German bacteriologist who was awarded a Nobel Prize for Physiology or Medicine in 1905 for his investigations and discoveries in relation to tuberculosis. Koch and his assistants devised the techniques for culturing bacteria outside the body, and formulated the rules for showing whether or not a bacterium is the cause of a disease.

His techniques enabled him to identify the bacteria responsible for tuberculosis (1882), cholera (1883), and other diseases. He investigated anthrax bacteria in the 1870s and showed that they form spores which spread the infection.

Koch was a great teacher, and many of his pupils, such as Shibasaburō Kitasato, Paul Ehrlich, and Emil von Behring, became outstanding scientists.

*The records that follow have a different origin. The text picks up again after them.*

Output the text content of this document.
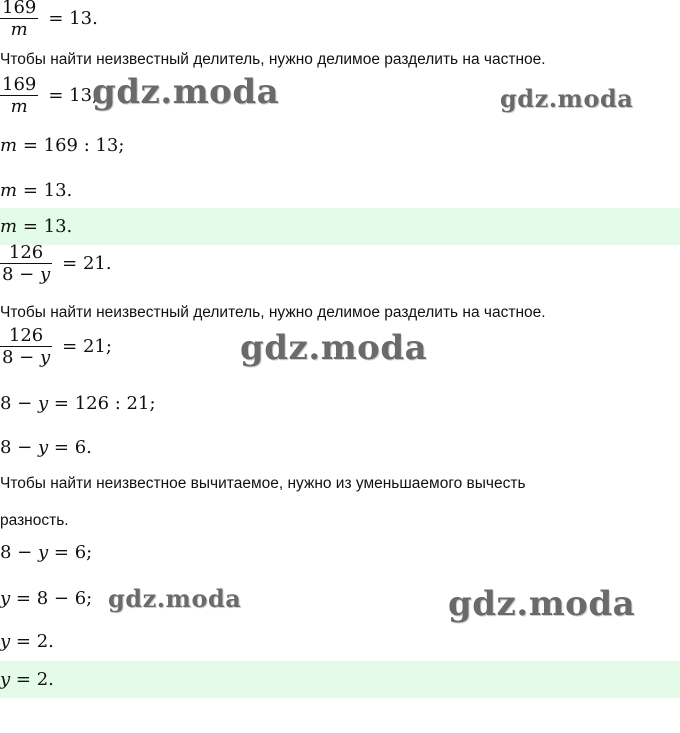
$\frac{169}{m} = 13$.
Чтобы найти неизвестный делитель, нужно делимое разделить на частное.
$\frac{169}{m} = 13$;
m = 169 : 13;
m = 13.
m = 13.
$\frac{126}{8 - y} = 21$.
Чтобы найти неизвестный делитель, нужно делимое разделить на частное.
$\frac{126}{8 - y} = 21$;
8 − y = 126 : 21;
8 − y = 6.
Чтобы найти неизвестное вычитаемое, нужно из уменьшаемого вычесть
разность.
8 − y = 6;
y = 8 − 6;
y = 2.
y = 2.
gdz.moda	gdz.moda
gdz.moda
gdz.moda	gdz.moda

Koch was born near Hannover and studied at Göttingen. He began research in the 1870s while working as a district medical officer. In 1879 he was appointed to the Imperial Health Office in Berlin to advise on hygiene and public health. He was professor at Berlin 1885–91, when he became director of the newly established Institute for Infectious Diseases, but he resigned in 1904 and spent much of the rest of his life advising other countries on ways to combat various diseases.

Koch experimented with various dyes and found some that stain bacteria and make them more visible under the microscope. He also devised methods of separating one type of bacteria from a mixture, and of culturing bacteria on gelatin. Koch and his assistants showed that steam is more effective than dry heat in killing bacteria.

Koch also showed that rats are vectors of bubonic plague and that sleeping sickness is transmitted by the tsetse fly.